I agree many EDs are chaotic places and short staffed and you have multiple patients to focus on. However that doesn't mean the best care is being delivered or anywhere close to it. It only means perhaps the best care under those circumstances. If your department isnt adequately supplying your ED with enough workforce, then that's unfortunate but also the reality at many EDs. In the end when you say things like i'm providing poor care for this patient because i have other patients and im overwhelmed is unfortunately just an excuse. not calling out ED docs, it's probably more of a department/system/healthcare failure than anything.
I think we've probably all rotated thru ED at some point in our career as anesthesiologists. I've seen how hectic it can be, and i've seen plenty of things fall thru the cracks. i get it and i dont really give ED people much problems.
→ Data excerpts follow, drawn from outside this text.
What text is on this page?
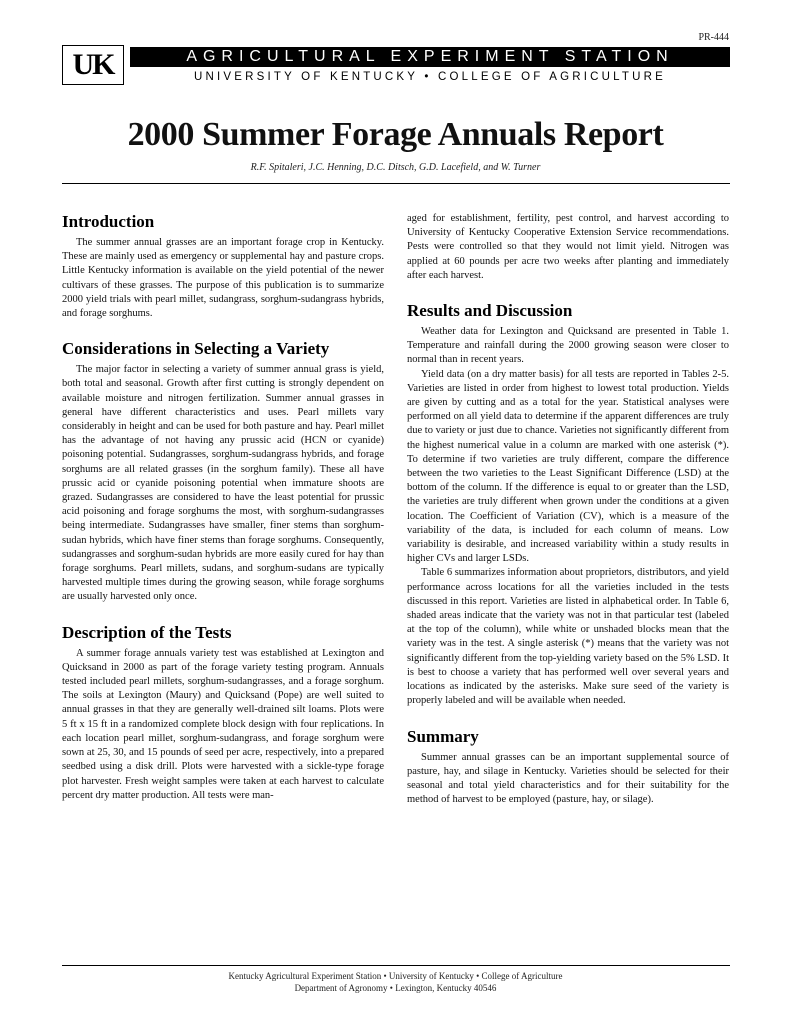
PR-444
UK	AGRICULTURAL EXPERIMENT STATION
UNIVERSITY OF KENTUCKY • COLLEGE OF AGRICULTURE
2000 Summer Forage Annuals Report
R.F. Spitaleri, J.C. Henning, D.C. Ditsch, G.D. Lacefield, and W. Turner
Introduction

The summer annual grasses are an important forage crop in Kentucky. These are mainly used as emergency or supplemental hay and pasture crops. Little Kentucky information is available on the yield potential of the newer cultivars of these grasses. The purpose of this publication is to summarize 2000 yield trials with pearl millet, sudangrass, sorghum-sudangrass hybrids, and forage sorghums.

Considerations in Selecting a Variety

The major factor in selecting a variety of summer annual grass is yield, both total and seasonal. Growth after first cutting is strongly dependent on available moisture and nitrogen fertilization. Summer annual grasses in general have different characteristics and uses. Pearl millets vary considerably in height and can be used for both pasture and hay. Pearl millet has the advantage of not having any prussic acid (HCN or cyanide) poisoning potential. Sudangrasses, sorghum-sudangrass hybrids, and forage sorghums are all related grasses (in the sorghum family). These all have prussic acid or cyanide poisoning potential when immature shoots are grazed. Sudangrasses are considered to have the least potential for prussic acid poisoning and forage sorghums the most, with sorghum-sudangrasses being intermediate. Sudangrasses have smaller, finer stems than sorghum-sudan hybrids, which have finer stems than forage sorghums. Consequently, sudangrasses and sorghum-sudan hybrids are more easily cured for hay than forage sorghums. Pearl millets, sudans, and sorghum-sudans are typically harvested multiple times during the growing season, while forage sorghums are usually harvested only once.

Description of the Tests

A summer forage annuals variety test was established at Lexington and Quicksand in 2000 as part of the forage variety testing program. Annuals tested included pearl millets, sorghum-sudangrasses, and a forage sorghum. The soils at Lexington (Maury) and Quicksand (Pope) are well suited to annual grasses in that they are generally well-drained silt loams. Plots were 5 ft x 15 ft in a randomized complete block design with four replications. In each location pearl millet, sorghum-sudangrass, and forage sorghum were sown at 25, 30, and 15 pounds of seed per acre, respectively, into a prepared seedbed using a disk drill. Plots were harvested with a sickle-type forage plot harvester. Fresh weight samples were taken at each harvest to calculate percent dry matter production. All tests were man-

aged for establishment, fertility, pest control, and harvest according to University of Kentucky Cooperative Extension Service recommendations. Pests were controlled so that they would not limit yield. Nitrogen was applied at 60 pounds per acre two weeks after planting and immediately after each harvest.

Results and Discussion

Weather data for Lexington and Quicksand are presented in Table 1. Temperature and rainfall during the 2000 growing season were closer to normal than in recent years.

Yield data (on a dry matter basis) for all tests are reported in Tables 2-5. Varieties are listed in order from highest to lowest total production. Yields are given by cutting and as a total for the year. Statistical analyses were performed on all yield data to determine if the apparent differences are truly due to variety or just due to chance. Varieties not significantly different from the highest numerical value in a column are marked with one asterisk (*). To determine if two varieties are truly different, compare the difference between the two varieties to the Least Significant Difference (LSD) at the bottom of the column. If the difference is equal to or greater than the LSD, the varieties are truly different when grown under the conditions at a given location. The Coefficient of Variation (CV), which is a measure of the variability of the data, is included for each column of means. Low variability is desirable, and increased variability within a study results in higher CVs and larger LSDs.

Table 6 summarizes information about proprietors, distributors, and yield performance across locations for all the varieties included in the tests discussed in this report. Varieties are listed in alphabetical order. In Table 6, shaded areas indicate that the variety was not in that particular test (labeled at the top of the column), while white or unshaded blocks mean that the variety was in the test. A single asterisk (*) means that the variety was not significantly different from the top-yielding variety based on the 5% LSD. It is best to choose a variety that has performed well over several years and locations as indicated by the asterisks. Make sure seed of the variety is properly labeled and will be available when needed.

Summary

Summer annual grasses can be an important supplemental source of pasture, hay, and silage in Kentucky. Varieties should be selected for their seasonal and total yield characteristics and for their suitability for the method of harvest to be employed (pasture, hay, or silage).

Kentucky Agricultural Experiment Station • University of Kentucky • College of Agriculture
Department of Agronomy • Lexington, Kentucky 40546
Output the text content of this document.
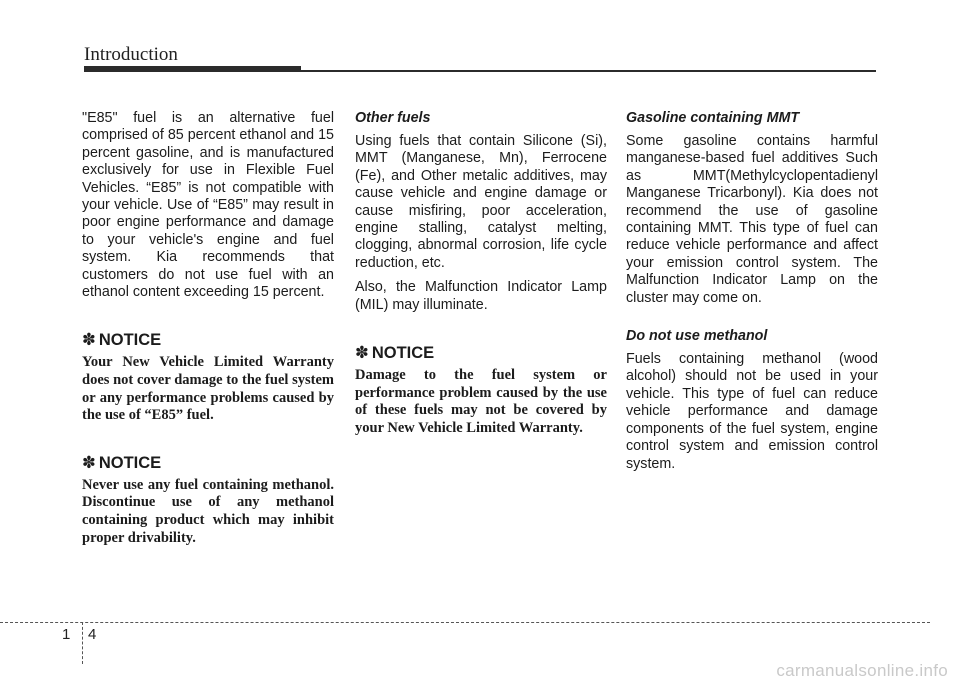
Introduction

"E85" fuel is an alternative fuel comprised of 85 percent ethanol and 15 percent gasoline, and is manufactured exclusively for use in Flexible Fuel Vehicles. “E85” is not compatible with your vehicle. Use of “E85” may result in poor engine performance and damage to your vehicle's engine and fuel system. Kia recommends that customers do not use fuel with an ethanol content exceeding 15 percent.

✽ NOTICE

Your New Vehicle Limited Warranty does not cover damage to the fuel system or any performance problems caused by the use of “E85” fuel.

✽ NOTICE

Never use any fuel containing methanol. Discontinue use of any methanol containing product which may inhibit proper drivability.

Other fuels

Using fuels that contain Silicone (Si), MMT (Manganese, Mn), Ferrocene (Fe), and Other metalic additives, may cause vehicle and engine damage or cause misfiring, poor acceleration, engine stalling, catalyst melting, clogging, abnormal corrosion, life cycle reduction, etc.

Also, the Malfunction Indicator Lamp (MIL) may illuminate.

✽ NOTICE

Damage to the fuel system or performance problem caused by the use of these fuels may not be covered by your New Vehicle Limited Warranty.

Gasoline containing MMT

Some gasoline contains harmful manganese-based fuel additives Such as MMT(Methylcyclopentadienyl Manganese Tricarbonyl). Kia does not recommend the use of gasoline containing MMT. This type of fuel can reduce vehicle performance and affect your emission control system. The Malfunction Indicator Lamp on the cluster may come on.

Do not use methanol

Fuels containing methanol (wood alcohol) should not be used in your vehicle. This type of fuel can reduce vehicle performance and damage components of the fuel system, engine control system and emission control system.

1 4
carmanualsonline.info
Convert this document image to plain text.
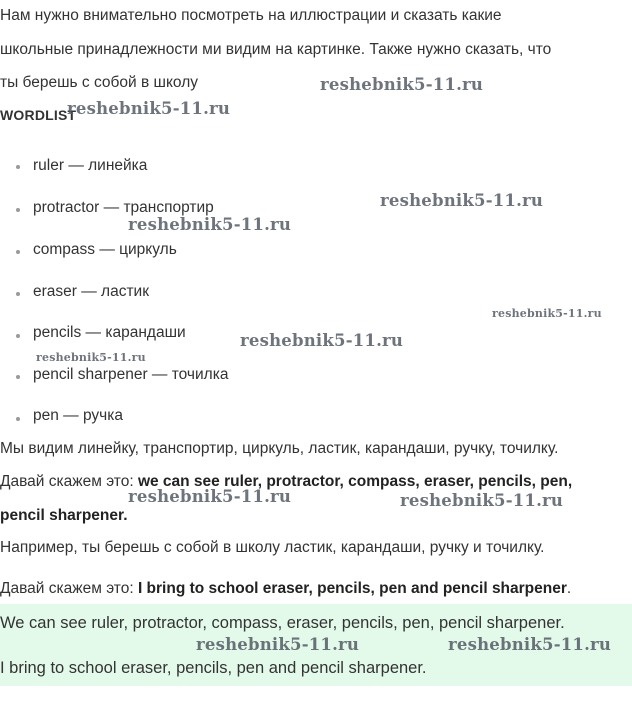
Нам нужно внимательно посмотреть на иллюстрации и сказать какие
школьные принадлежности ми видим на картинке. Также нужно сказать, что
ты берешь с собой в школу
WORDLIST
ruler — линейка
protractor — транспортир
compass — циркуль
eraser — ластик
pencils — карандаши
pencil sharpener — точилка
pen — ручка
Мы видим линейку, транспортир, циркуль, ластик, карандаши, ручку, точилку.
Давай скажем это: we can see ruler, protractor, compass, eraser, pencils, pen,
pencil sharpener.
Например, ты берешь с собой в школу ластик, карандаши, ручку и точилку.
Давай скажем это: I bring to school eraser, pencils, pen and pencil sharpener.
We can see ruler, protractor, compass, eraser, pencils, pen, pencil sharpener.
I bring to school eraser, pencils, pen and pencil sharpener.
reshebnik5-11.ru
reshebnik5-11.ru
reshebnik5-11.ru
reshebnik5-11.ru
reshebnik5-11.ru
reshebnik5-11.ru
reshebnik5-11.ru
reshebnik5-11.ru	reshebnik5-11.ru
reshebnik5-11.ru	reshebnik5-11.ru
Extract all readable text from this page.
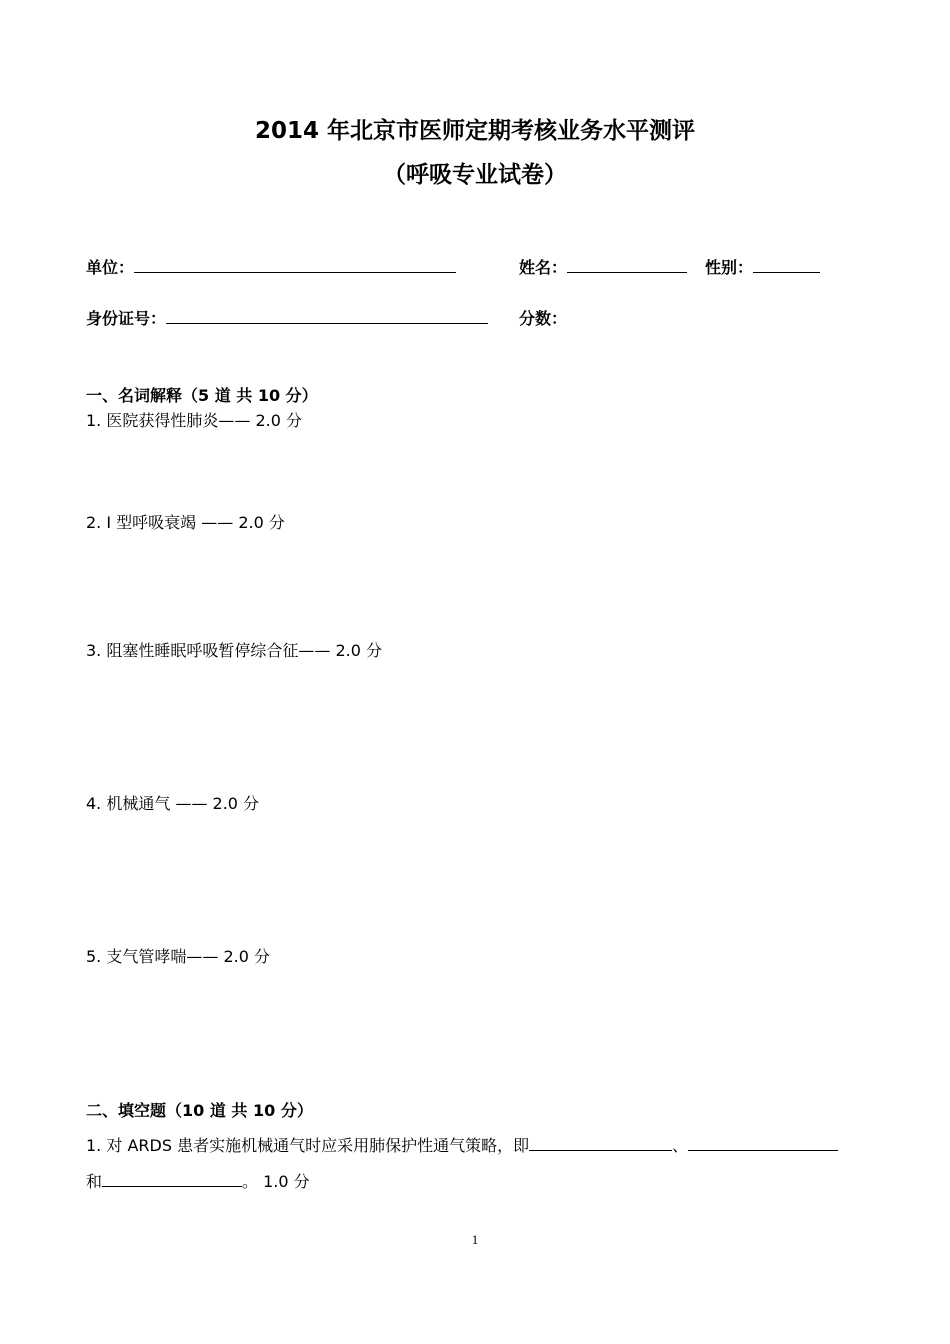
2014 年北京市医师定期考核业务水平测评
（呼吸专业试卷）
单位：	姓名：	性别：
身份证号：	分数：
一、名词解释（5 道 共 10 分）
1. 医院获得性肺炎—— 2.0 分
2. I 型呼吸衰竭 —— 2.0 分
3. 阻塞性睡眠呼吸暂停综合征—— 2.0 分
4. 机械通气 —— 2.0 分
5. 支气管哮喘—— 2.0 分
二、填空题（10 道 共 10 分）
1. 对 ARDS 患者实施机械通气时应采用肺保护性通气策略，即	、
和	。 1.0 分
1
I've had countless people come up to the OR from the ED with infiltrated/nonfunctioning IVs, but hey if it's not a super stat case I dont really care and just put in a new one, no big deal. the things that do bother the most often are patients who clearly need decent access (either bleeding or at risk high risk) come to me with 22G IVs. Like not expecting a 14 or cordis, just put a 18g IV!
I don’t think it’s an argument of substandard care as much as the fact that a lot of people don’t understand what is or isn’t an appropriate expectation of an emergency department. A lot of people have the opinion that we should be as good as all subspecialists and should be completing non-emergent work ups and interventions. You seem to have reasonable/rationale expectations, but many people lack the 10,000 ft view and don’t understand that just because a patient needs an intervention/diagnostic/whatever doesn’t mean they need it before they go upstairs.